Coquimbo, 20 de octubre de 2019 

“Estamos en guerra contra un enemigo poderoso” afirmaba Sebastian Piñera en cadena nacional desde la Guarnición Santiago del Ejercito, atribuyéndole a la revuelta social que en esos días iniciaba su trayectoria las características propias de una “organización criminal”. Aproximadamente tres horas después de aquel discurso que marcaría un precedente histórico respecto a la sistemática violación de los Derechos Humanos por parte de las Fuerzas Armadas y de Orden, Kevin Gómez era cobardemente asesinado por Cristian Care Care, quien le propinó un disparo por la espalda con su escopeta calibre 12 mm. 

La paranoia de la guerra: Muerte por acción de agentes del Estado.

“Vestía un polerón con cierre color gris, levantó ambas manos con un bulto que no logré precisar qué era… circunstancia en que sentí que me iba a agredir a mí o al equipo, por lo que efectué un disparo con mi escopeta marca Ryot repetidora calibre 12 mm, en dirección a dicho sujeto y al suelo”. Esta fue parte de la declaración del imputado del homicidio de Kevin, en un intento por justificar su ataque mediante la absurda argumentación de que un joven desarmado alzando ambas manos le significó un peligro inminente. 

La desesperación de su familia

“Kevin Gómez: Desaparecido desde ayer, después de los disturbios de La Polar.
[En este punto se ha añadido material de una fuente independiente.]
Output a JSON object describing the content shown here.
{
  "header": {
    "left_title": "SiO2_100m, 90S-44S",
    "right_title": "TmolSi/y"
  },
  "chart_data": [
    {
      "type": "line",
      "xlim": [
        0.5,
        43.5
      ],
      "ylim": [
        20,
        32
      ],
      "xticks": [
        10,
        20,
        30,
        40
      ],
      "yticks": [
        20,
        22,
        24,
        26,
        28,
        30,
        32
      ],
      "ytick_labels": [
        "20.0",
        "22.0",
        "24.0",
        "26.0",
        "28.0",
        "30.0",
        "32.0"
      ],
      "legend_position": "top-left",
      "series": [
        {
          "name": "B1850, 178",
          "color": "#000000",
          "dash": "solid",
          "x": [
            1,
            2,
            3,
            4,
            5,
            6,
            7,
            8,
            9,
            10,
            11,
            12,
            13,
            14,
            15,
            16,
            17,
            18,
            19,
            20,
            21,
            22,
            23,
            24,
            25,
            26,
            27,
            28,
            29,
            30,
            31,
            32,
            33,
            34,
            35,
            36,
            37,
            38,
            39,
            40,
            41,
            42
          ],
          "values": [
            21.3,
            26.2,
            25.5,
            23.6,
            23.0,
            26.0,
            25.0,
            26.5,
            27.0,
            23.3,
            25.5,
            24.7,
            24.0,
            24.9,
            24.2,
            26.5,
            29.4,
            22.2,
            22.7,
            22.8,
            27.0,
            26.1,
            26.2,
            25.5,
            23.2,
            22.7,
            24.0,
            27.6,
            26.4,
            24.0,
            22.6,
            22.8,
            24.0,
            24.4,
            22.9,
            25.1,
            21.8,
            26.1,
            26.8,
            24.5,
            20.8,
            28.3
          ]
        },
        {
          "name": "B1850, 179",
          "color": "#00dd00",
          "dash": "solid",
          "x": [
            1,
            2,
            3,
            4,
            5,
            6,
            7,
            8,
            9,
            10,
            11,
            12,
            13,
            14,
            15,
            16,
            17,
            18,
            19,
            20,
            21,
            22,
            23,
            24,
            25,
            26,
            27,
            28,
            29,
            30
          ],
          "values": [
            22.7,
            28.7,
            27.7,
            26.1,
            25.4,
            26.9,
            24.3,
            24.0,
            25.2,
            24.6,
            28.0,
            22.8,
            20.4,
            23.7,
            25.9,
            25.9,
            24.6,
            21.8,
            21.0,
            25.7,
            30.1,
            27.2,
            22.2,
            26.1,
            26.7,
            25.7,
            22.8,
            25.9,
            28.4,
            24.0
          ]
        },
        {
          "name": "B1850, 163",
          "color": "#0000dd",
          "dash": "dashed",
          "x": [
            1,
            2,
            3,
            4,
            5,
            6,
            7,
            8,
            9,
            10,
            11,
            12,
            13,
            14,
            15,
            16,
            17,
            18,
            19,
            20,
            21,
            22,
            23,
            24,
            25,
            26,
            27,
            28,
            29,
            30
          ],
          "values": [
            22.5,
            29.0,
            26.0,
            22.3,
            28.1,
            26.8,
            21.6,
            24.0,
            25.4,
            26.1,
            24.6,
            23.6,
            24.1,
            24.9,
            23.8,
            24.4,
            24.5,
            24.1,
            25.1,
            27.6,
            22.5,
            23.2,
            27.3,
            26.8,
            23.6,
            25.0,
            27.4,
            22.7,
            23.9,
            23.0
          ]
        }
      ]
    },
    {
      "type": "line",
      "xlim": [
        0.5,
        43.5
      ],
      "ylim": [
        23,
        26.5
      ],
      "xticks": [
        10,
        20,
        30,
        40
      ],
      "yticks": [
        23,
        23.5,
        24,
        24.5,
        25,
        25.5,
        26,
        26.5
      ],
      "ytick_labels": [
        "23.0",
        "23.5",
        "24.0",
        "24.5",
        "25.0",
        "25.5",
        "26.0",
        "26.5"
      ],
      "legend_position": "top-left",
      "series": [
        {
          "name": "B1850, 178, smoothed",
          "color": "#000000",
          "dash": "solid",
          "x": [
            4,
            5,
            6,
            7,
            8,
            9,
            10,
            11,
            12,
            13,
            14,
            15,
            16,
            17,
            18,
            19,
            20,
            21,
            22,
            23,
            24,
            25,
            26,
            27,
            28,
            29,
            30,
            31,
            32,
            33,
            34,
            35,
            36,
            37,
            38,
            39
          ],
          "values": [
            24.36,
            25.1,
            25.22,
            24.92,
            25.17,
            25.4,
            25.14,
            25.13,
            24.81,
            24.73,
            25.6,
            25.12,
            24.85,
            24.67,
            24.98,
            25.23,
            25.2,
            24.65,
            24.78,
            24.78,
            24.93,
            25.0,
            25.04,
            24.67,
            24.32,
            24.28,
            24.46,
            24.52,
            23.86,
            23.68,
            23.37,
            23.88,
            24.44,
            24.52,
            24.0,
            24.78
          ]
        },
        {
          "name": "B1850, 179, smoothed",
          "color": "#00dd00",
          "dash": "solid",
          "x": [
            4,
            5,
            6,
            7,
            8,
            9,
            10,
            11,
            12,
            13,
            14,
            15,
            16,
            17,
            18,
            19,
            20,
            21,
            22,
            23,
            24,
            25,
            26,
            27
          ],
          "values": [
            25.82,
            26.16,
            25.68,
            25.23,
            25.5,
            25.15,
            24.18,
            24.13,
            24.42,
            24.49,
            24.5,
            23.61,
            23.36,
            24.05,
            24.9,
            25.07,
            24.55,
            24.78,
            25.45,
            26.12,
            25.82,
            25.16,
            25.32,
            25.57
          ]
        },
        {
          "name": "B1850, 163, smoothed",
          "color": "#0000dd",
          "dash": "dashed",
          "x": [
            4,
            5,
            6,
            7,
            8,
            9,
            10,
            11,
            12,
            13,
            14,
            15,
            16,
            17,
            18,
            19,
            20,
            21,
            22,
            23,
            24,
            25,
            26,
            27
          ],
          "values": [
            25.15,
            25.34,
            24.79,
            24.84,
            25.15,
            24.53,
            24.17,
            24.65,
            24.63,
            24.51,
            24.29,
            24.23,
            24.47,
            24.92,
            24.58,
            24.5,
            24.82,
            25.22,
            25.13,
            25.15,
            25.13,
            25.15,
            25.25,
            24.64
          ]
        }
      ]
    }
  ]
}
Por favor llamar o hablar en privado” Así se iniciaba la madrugada del 21 de octubre de 2019, la intensa búsqueda de Kevin por parte de sus familiares y amigos.  Victor, hermano de Kevin, lo buscó infructuosamente por comisarías, hospitales e incluso la morgue, para terminar interponiendo una denuncia por presunta desgracia, hecho por el cual fue llamado a identificar un fallecido NN. Era él, el NN ahora es Kévin Gómez: Causa de muerte: “Herida Tóraco Pulmonar por arma de fuego/ sin salida de proyectiles/ homicidio”.

19 de noviembre de 2021: Reconstitución de escena

A 13 meses del homicidio, el autor confeso aún permanece en prisión preventiva pues las diligencias de investigación todavía no concluyen. Así, siendo aproximadamente las 22 hrs. Inició el proceso de reconstitución de escena del homicidio de Kevin, por lo que familiares y amigos se reunieron para presenciar uno de los episodios que quedará en la memoria de la ciudad de Coquimbo y su gente que lucha, el momento exacto en que Kevin es abatido por la indiscriminada acción del cabo 2° del Ejército, quien estuvo presente y a metros de la familia de su víctima, dando declaraciones  y participando de la reconstitución de los hechos. 

Cristian Care Care se convirtió en el primer militar detenido por homicidio simple durante el Estado de Emergencia, sin embargo aún no recibe una condena por su crimen, situación que evidentemente mantiene a la familia de Kevin en permanente tensión y decepción frente al proceso, del cual no esperan más que una justa condena.

La lucha continúa: libertad para nuestros presos, justicia por nuestros muertos

La antigua Plaza de las Américas, epicentro de las marchas en Coquimbo desde el inicio del estallido social y sector preferido para las asambleas territoriales, fue renombrada el día 21 de octubre de 2019 como “plaza de la Revolución Kevin Gómez”, quien tal como Romario Veloz en La Serena, fue asesinado por un agente del Estado en cumplimiento de funciones en un Chile que viola los Derechos Humanos impunemente y cuyas Fuerzas Armadas y de Orden Público suman en la actualidad 31 muertos y más de 5.558 denuncias por violaciones de DD.HH, cifras que lamentablemente van en aumento. 

Kevin Gómez fue un hijo, hermano, padre, amigo y compañero asesinado por levantar las manos frente a un camión militar del escuadrón de guerra que Piñera mandó a las calles. El responsable del asesinato de Kevin no es solamente quien apretó el gatillo, sino toda la estructura jerárquica que estuvo por sobre ese cabo del Ejército, quienes desde los inicios de la Revuelta Popular han hecho uso desmedido de la fuerza represiva de forma desproporcionada y abiertamente abusiva. 

Para construir el Chile digno que tanto anhelaron las calles no bastaba con despertar, también es necesario no volverse a dormir. No más presos por luchar, no más muertos a manos de agentes del Estado. Mantener viva nuestra memoria es un acto político necesario para cambiar la historia.